The individual white spots across the top of the first photo appear to be yeast colonies from a single yeast cell (or at least just a few).
My most recent addition. This rack has a dust cover and also carefully designed so you can lay it on it's side and the tubes are at the correct angle for slants.
2nd Shot at Plating
I had another go at plating the yeasts that turned out mouldy (see above). This time there are no signs of mould. Technique was similar, just more careful and I didn't flame the loop after each quadrant (thanks for the tip Steve). I also took care to hold the petri dish over the flame source. Looks like it paid off. I have since made slants of these just for posterity.
The farm
3 months later I have a reasonable collection - I am now limited by fridge space but I couldn't possibly keep this many in stubbies.

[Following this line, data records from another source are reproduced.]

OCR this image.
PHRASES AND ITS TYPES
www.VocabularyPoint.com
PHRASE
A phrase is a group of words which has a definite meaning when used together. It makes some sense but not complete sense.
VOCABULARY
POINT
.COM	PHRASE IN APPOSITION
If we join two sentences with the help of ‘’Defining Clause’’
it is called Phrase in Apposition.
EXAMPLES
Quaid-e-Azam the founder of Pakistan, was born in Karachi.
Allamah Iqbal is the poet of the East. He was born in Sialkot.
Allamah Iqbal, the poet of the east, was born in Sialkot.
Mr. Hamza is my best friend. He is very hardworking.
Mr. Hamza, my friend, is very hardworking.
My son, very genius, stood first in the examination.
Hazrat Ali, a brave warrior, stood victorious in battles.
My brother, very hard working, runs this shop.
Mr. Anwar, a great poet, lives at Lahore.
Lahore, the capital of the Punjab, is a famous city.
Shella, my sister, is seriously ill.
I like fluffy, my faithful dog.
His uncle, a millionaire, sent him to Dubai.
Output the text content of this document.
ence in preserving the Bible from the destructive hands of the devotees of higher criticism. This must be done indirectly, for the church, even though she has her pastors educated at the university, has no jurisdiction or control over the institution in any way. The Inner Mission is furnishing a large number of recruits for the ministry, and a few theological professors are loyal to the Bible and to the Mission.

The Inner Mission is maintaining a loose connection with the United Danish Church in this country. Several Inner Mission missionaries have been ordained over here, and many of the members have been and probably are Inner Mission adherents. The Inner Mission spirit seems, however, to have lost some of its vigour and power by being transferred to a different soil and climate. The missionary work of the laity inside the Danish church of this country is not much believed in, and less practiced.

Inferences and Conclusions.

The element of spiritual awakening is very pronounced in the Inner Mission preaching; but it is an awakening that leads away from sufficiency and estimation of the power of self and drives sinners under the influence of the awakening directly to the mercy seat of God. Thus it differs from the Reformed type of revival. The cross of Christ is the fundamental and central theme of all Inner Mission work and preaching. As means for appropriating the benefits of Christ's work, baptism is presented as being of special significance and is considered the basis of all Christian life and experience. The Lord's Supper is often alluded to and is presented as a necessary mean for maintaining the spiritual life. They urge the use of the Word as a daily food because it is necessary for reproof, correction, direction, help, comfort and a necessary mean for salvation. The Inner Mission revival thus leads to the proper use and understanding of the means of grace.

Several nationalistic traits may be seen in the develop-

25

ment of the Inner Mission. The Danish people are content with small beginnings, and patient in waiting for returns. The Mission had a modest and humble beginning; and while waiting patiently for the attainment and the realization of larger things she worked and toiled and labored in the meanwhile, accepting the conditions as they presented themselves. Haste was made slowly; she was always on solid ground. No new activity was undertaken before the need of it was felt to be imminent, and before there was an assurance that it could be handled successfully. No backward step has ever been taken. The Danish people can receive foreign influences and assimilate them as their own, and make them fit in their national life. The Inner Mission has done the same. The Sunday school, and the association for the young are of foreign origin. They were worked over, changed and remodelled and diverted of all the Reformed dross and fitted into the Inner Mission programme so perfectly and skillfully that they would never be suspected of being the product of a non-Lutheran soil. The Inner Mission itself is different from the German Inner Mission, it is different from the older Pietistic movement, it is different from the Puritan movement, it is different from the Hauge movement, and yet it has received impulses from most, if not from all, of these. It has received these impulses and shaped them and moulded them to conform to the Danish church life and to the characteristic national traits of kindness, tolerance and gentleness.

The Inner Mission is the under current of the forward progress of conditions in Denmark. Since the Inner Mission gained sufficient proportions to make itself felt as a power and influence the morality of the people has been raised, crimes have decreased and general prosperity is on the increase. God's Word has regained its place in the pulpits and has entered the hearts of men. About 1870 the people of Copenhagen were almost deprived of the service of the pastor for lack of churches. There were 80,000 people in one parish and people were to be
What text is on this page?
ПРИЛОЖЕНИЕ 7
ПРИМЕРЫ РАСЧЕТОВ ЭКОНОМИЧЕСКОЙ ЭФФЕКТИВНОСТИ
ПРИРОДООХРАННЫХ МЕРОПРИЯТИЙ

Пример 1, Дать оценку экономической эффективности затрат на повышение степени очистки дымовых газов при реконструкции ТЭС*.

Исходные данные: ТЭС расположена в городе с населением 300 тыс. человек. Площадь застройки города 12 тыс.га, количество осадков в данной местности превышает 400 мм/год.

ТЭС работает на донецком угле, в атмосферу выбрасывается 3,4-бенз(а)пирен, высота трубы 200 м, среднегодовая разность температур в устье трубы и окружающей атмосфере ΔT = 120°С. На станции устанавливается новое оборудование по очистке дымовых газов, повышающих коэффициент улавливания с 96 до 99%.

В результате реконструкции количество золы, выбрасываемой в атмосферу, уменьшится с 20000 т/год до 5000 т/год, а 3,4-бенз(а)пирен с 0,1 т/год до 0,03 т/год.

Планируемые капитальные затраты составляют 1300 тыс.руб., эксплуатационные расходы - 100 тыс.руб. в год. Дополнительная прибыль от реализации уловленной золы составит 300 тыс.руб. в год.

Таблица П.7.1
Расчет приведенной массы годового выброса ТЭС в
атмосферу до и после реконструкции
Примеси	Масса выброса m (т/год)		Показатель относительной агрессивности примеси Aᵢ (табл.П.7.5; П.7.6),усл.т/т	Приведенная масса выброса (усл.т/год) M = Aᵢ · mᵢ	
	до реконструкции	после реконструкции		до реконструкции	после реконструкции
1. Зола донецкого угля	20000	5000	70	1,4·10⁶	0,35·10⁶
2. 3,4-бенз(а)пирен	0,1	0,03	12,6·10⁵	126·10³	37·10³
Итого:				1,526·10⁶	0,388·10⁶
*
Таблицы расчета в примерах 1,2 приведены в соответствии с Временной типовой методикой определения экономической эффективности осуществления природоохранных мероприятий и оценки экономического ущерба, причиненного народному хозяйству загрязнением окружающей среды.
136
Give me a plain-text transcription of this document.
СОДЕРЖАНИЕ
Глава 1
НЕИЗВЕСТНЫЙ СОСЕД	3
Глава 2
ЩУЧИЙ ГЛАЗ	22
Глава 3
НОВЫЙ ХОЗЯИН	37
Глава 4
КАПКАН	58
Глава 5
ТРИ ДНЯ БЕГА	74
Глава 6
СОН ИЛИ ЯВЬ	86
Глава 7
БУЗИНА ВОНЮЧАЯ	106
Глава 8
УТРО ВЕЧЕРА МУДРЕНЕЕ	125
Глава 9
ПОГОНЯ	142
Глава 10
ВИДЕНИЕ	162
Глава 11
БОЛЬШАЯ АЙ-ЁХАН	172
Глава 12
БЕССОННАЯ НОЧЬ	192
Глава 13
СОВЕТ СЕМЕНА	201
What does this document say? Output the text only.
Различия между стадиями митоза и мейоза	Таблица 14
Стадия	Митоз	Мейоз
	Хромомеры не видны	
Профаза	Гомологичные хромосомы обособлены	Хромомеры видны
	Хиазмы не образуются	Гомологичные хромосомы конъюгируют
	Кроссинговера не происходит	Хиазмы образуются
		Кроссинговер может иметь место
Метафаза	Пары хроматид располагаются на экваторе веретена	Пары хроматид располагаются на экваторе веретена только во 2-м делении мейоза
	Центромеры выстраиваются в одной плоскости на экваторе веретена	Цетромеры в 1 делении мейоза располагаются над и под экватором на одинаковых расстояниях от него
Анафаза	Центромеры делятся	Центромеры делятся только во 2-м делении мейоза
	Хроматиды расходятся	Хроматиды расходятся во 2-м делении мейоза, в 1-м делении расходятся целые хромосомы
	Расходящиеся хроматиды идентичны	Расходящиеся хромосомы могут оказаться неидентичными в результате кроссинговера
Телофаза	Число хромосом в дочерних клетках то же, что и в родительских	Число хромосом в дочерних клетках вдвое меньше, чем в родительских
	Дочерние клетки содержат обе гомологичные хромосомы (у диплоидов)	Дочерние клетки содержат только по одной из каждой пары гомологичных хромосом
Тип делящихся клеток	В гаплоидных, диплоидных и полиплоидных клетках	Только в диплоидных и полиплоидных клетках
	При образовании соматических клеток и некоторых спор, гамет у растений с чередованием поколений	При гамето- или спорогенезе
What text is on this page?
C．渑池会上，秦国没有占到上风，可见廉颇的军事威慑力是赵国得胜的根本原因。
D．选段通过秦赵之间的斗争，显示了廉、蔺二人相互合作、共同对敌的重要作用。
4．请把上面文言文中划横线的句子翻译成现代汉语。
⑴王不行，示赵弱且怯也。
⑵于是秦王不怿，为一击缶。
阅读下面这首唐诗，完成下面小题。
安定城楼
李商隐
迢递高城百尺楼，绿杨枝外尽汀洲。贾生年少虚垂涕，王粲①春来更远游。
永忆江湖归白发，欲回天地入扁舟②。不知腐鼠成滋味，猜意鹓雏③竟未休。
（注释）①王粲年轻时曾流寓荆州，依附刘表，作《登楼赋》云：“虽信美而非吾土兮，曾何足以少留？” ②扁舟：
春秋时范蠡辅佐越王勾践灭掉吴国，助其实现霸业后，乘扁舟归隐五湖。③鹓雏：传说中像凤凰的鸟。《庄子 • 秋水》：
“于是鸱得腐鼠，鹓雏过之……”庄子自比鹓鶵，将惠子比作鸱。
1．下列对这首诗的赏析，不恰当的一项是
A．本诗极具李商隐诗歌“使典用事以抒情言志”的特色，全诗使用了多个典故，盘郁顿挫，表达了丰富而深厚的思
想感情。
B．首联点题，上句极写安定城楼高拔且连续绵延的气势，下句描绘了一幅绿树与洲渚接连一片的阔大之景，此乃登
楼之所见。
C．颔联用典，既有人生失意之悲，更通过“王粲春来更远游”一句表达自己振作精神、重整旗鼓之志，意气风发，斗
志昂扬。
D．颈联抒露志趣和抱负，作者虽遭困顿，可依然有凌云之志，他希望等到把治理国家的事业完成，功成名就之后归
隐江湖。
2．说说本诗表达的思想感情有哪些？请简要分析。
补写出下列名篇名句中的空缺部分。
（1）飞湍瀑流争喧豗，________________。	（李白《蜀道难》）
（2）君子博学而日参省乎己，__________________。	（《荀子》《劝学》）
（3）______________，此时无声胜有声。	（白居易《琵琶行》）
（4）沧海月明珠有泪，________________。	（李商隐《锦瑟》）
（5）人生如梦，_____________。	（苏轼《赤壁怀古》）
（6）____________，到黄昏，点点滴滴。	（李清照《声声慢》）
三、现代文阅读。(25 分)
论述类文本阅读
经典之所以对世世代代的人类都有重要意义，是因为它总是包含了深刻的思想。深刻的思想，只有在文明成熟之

The yeasts include (not all shown here):
- CL-50
- CL-160
- CL-270
- CL-300
- CL-340
- CL-400
- 1272 US Ale II
- 1318 London Ale III
- 3068 Wheat
Given that I am complete newbie at this, clearly it isn't too hard.
And they are still going strong, I have made beers with a few of these now and in combination with the StirPlate and pressure cooker, my starter making is fairly low stress.
Starter Protocol
The method I use to build up an ale starter for my 23 L batches is below. Essentially I step up like so:
- 200 ml wort in 250 ml flask. This might take 48 hours to ferment and since you start with such a small amount of yeast, there may be no krausen evident.
- Tip this into 2 L flask with another 500 ml wort.
- I then top up in one or two more steps to 2 L.
Stuff I use (Equipment)
- Yeast culture.
- DME (about 200 g needed)
- Water.
- Yeast nutrient.
- Scales.
- Measuring cup, scoop, funnel.
- 250 ml erlenmeyer (conical) flask.
- 2 L erlenmeyer flask.
- Pressure Cooker.
- Sealable jars suitable for pressure cooker (I scrounge things like pasta sauce jars).
- Aluminium foil.
- Stir plate.
- One or more stir bars.
- 20 - 25 degree C environment for fermentation.